Monday, February 28, 2005

Showbiz: Can I Get a Soul Clap?


This is the last part of the DITC posts. Tonight I'm gonna talk about Showbiz. There's not really a lot of info on him. He was kind of low key considering how much of an influnece he had on putting New York back on the map, but I will try and do my best to school you...

Showbiz lived a few blocks aways from Diamond D and they started chillin with each other, because they both had extensive knowledge of breaks and beats. They meet in 1982 and just worked together gettin' there skills up. They finally came up with the whole concept of DITC and got Fat Joe and Finesse and AG together to form the crew. They all lived real close so that is how they knew about each other.

Show and AG became partners and started promoting there joints on the street and making sales out the back of there trunks. They hit up mad record stores and they started to get a demand for their records. The sales from this self promotion and distribution financed there first single, "Soul Clap" b/w "Party Groove". It was played in the clubs all over and got mad love on Yo MTV Raps. At the time there was that corny party rap nonsense and Show and AG came with some real rugged soulful shit that put the Bronx back on the map and pretty much started the whole East Coast style of rap that we know today.

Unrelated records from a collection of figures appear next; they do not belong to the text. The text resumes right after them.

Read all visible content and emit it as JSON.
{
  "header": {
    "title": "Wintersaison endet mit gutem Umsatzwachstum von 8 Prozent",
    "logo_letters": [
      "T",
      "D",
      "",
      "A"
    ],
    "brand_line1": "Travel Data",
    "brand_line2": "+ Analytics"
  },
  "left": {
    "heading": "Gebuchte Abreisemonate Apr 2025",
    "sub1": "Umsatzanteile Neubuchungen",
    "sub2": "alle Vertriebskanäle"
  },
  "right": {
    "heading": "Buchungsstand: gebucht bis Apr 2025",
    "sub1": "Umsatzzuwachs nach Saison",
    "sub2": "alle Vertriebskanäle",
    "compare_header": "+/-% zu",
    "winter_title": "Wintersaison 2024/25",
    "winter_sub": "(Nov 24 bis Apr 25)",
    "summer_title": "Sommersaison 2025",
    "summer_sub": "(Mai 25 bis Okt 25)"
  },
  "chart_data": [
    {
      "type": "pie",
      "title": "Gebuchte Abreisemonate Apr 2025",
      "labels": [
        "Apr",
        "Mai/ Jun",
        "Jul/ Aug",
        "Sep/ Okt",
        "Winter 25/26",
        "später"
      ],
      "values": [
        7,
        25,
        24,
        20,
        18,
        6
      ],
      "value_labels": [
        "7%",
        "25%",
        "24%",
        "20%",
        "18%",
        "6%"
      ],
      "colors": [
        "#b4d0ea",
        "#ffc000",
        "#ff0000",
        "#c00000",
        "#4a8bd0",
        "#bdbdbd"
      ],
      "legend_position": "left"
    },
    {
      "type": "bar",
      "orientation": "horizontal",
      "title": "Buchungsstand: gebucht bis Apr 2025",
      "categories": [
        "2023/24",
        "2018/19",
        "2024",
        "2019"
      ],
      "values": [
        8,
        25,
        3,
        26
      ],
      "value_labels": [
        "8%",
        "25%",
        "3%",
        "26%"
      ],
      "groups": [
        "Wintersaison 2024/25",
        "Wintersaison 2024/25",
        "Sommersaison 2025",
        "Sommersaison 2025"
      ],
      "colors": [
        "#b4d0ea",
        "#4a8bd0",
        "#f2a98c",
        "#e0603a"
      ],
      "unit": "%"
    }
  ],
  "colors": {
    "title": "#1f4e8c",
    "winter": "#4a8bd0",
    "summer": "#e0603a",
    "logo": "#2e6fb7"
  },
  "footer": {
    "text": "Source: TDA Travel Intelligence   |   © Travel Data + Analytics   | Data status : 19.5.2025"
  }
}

In 1992 they relesased a self-titled LP. Then after that they made there debut album "Runaway Slave" in the fall of '92. The production on the album had the ill loud drums, and the dope jazzy horns, that built on their peers, like Gangstarr and Pete Rock's type production. They were mainly focused on a deep drum track, with horn loops and piano stabs or strings layered in to make deep, hardcore beats. The beats could rock a party, while appealing to the more rugged cats in the back nodding their heads. This album was a DITC group effort that brought the likes of Big L, Fat Joe, and Diamond D to the world. Big L's first appearance was on this record.

Diamond D's album, "Stunts, Blunts, and Hip Hop" dropped the same week as theirs, to solidify the DITC crew's status as pioneers of the East Coast sound and Hip Hop's "middle school". After this album they dropped "Goodfellas", but it wasnt really critically accalamied. It was a good album, with the lead single, "Next Level" that was remixed by Premo. But that was really the only track that made any noise. Show and AG then did the DITC album in 2000 and both contributed a lot to the whole album. Another aight album, but nothing really spectacular.

All in all, Showbiz' production with his trademark horns and drums, added a lot to the foundation of DITC. The crew had the talented producers and the ill emcees that really made them a bad ass group of motherfuckers, and brought the boombap to hip hop again.